Между тем, на деле ни идея посылки такой делегации, ни сам князь Ухтомский как ее глава не вызывали энтузиазма у российского дипломата. «В отношении понимания наших ближайших практических интересов [в Китае] он является просто недалеким, поставить его в тупик как нельзя легче, – делился Павлов с графом Кассини своими впечатлениями об этом посланце Витте и царском любимце. – … Ничего у него в голове не улеглось как следует, постоянно сам себе противоречит …. О китайцах, как и вообще о людях, он совсем не умеет составить правильного суждения. С одной стороны, он ставит китайцев на какой-то необыкновенный пьедестал, как что-то высшее и совершеннейшее, чем все другие национальности, а с другой стороны, когда заходит речь о том, чтобы … решить какое-либо дело, – первое, что является у него в голове как средство – это подкупить. О том, чтобы настоять на чем-либо с достоинством и твердо, у него кажется и не зарождается никогда мысль – он этого совсем не понимает. Грустно, обидно и даже совестно слушать те слащавые, льстивые и просто униженные речи, которые он расточает Ли Хунчжану, князьям и всем министрам, так они не вяжутся с полным достоинства и честного убеждения тоном, которого мы всегда держались здесь в переговорах с китайцами». «Зачем соединять высокое звание лица, передающего царские грамоты и подарки, с задачами маленького афериста и поручать ему подпольными приемами устроить дельце, которое в основе, может быть, и имеет политическую подкладку, но по внешнему характеру похоже больше на простое предприятие с целью наживы?» – недоумевал Павлов в том же письме[740]

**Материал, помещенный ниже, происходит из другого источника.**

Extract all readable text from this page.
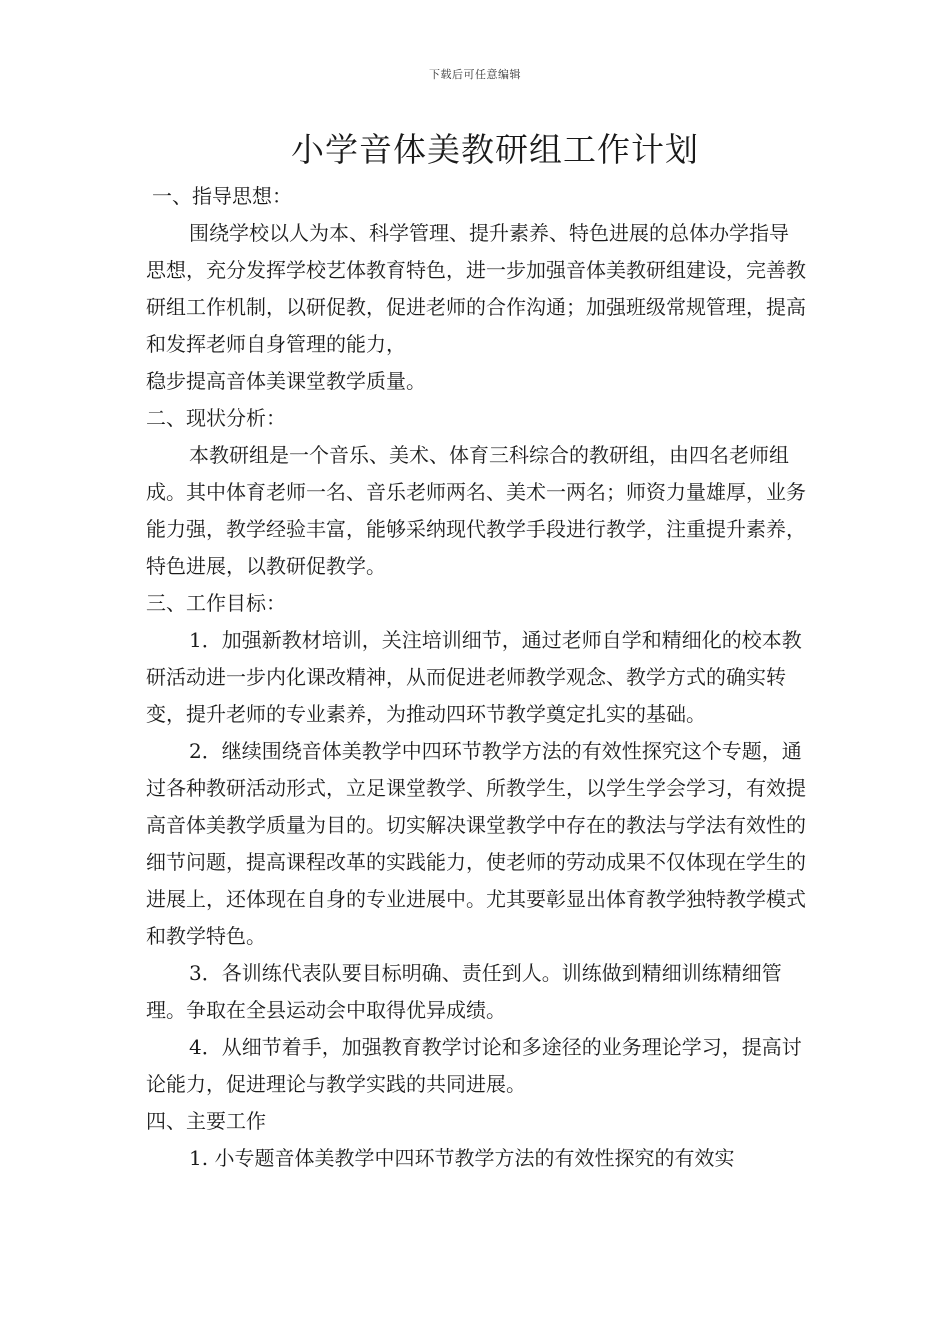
下载后可任意编辑
小学音体美教研组工作计划

一、指导思想：

围绕学校以人为本、科学管理、提升素养、特色进展的总体办学指导思想，充分发挥学校艺体教育特色，进一步加强音体美教研组建设，完善教研组工作机制，以研促教，促进老师的合作沟通；加强班级常规管理，提高和发挥老师自身管理的能力，

稳步提高音体美课堂教学质量。

二、现状分析：

本教研组是一个音乐、美术、体育三科综合的教研组，由四名老师组成。其中体育老师一名、音乐老师两名、美术一两名；师资力量雄厚，业务能力强，教学经验丰富，能够采纳现代教学手段进行教学，注重提升素养，特色进展，以教研促教学。

三、工作目标：

1．加强新教材培训，关注培训细节，通过老师自学和精细化的校本教研活动进一步内化课改精神，从而促进老师教学观念、教学方式的确实转变，提升老师的专业素养，为推动四环节教学奠定扎实的基础。

2．继续围绕音体美教学中四环节教学方法的有效性探究这个专题，通过各种教研活动形式，立足课堂教学、所教学生，以学生学会学习，有效提高音体美教学质量为目的。切实解决课堂教学中存在的教法与学法有效性的细节问题，提高课程改革的实践能力，使老师的劳动成果不仅体现在学生的进展上，还体现在自身的专业进展中。尤其要彰显出体育教学独特教学模式和教学特色。

3．各训练代表队要目标明确、责任到人。训练做到精细训练精细管理。争取在全县运动会中取得优异成绩。

4．从细节着手，加强教育教学讨论和多途径的业务理论学习，提高讨论能力，促进理论与教学实践的共同进展。

四、主要工作

1. 小专题音体美教学中四环节教学方法的有效性探究的有效实
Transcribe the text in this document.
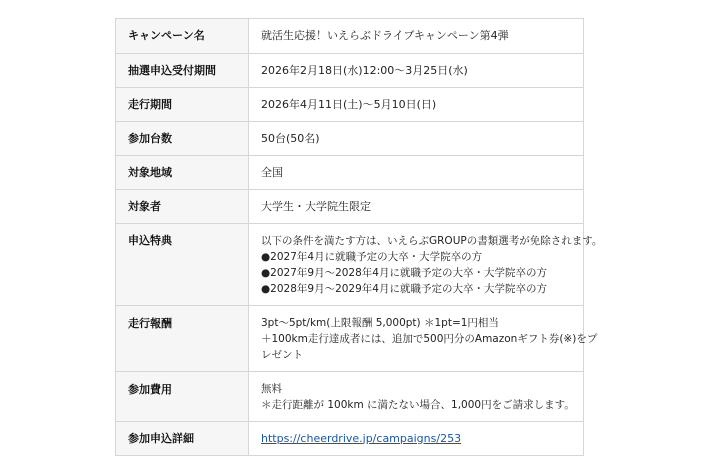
キャンペーン名	就活生応援！いえらぶドライブキャンペーン第4弾

抽選申込受付期間	2026年2月18日(水)12:00〜3月25日(水)

走行期間	2026年4月11日(土)〜5月10日(日)

参加台数	50台(50名)

対象地域	全国

対象者	大学生・大学院生限定

申込特典	以下の条件を満たす方は、いえらぶGROUPの書類選考が免除されます。
●2027年4月に就職予定の大卒・大学院卒の方
●2027年9月〜2028年4月に就職予定の大卒・大学院卒の方
●2028年9月〜2029年4月に就職予定の大卒・大学院卒の方

走行報酬	3pt〜5pt/km(上限報酬 5,000pt) ＊1pt=1円相当
＋100km走行達成者には、追加で500円分のAmazonギフト券(※)をプ
レゼント

参加費用	無料
＊走行距離が 100km に満たない場合、1,000円をご請求します。

参加申込詳細	https://cheerdrive.jp/campaigns/253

.15 мая 1897 г. над зданием пекинского отделения Русско-Китайского банка был торжественно поднят флаг. Для привлечения симпатий китайцев он представлял собой причудливое сочетание русского трехцветного штандарта с китайским драконом на желтом – «богдыханском» – поле. Впоследствии этот банк выполнял не только функции обычного финансово-кредитного учреждения, но одновременно являлся важным инструментом российского проникновения в Поднебесную. Накануне и в годы войны с Японией заметную роль в секретных операциях России на Дальнем Востоке сыграли директор его пекинского отделения Д.М. Позднеев и особенно его преемник Л.Ф. Давыдов, который прежде работал в шанхайском отделении этого же банка. Первый основал в Пекине газету, которая отстаивала в китайской столице российские интересы, второй стал одним из наиболее деятельных сотрудников «шанхайской агентуры» А.И. Павлова. Через отделение Русско-Китайского банка в Шанхае осуществлялось и финансирование этой секретной службы.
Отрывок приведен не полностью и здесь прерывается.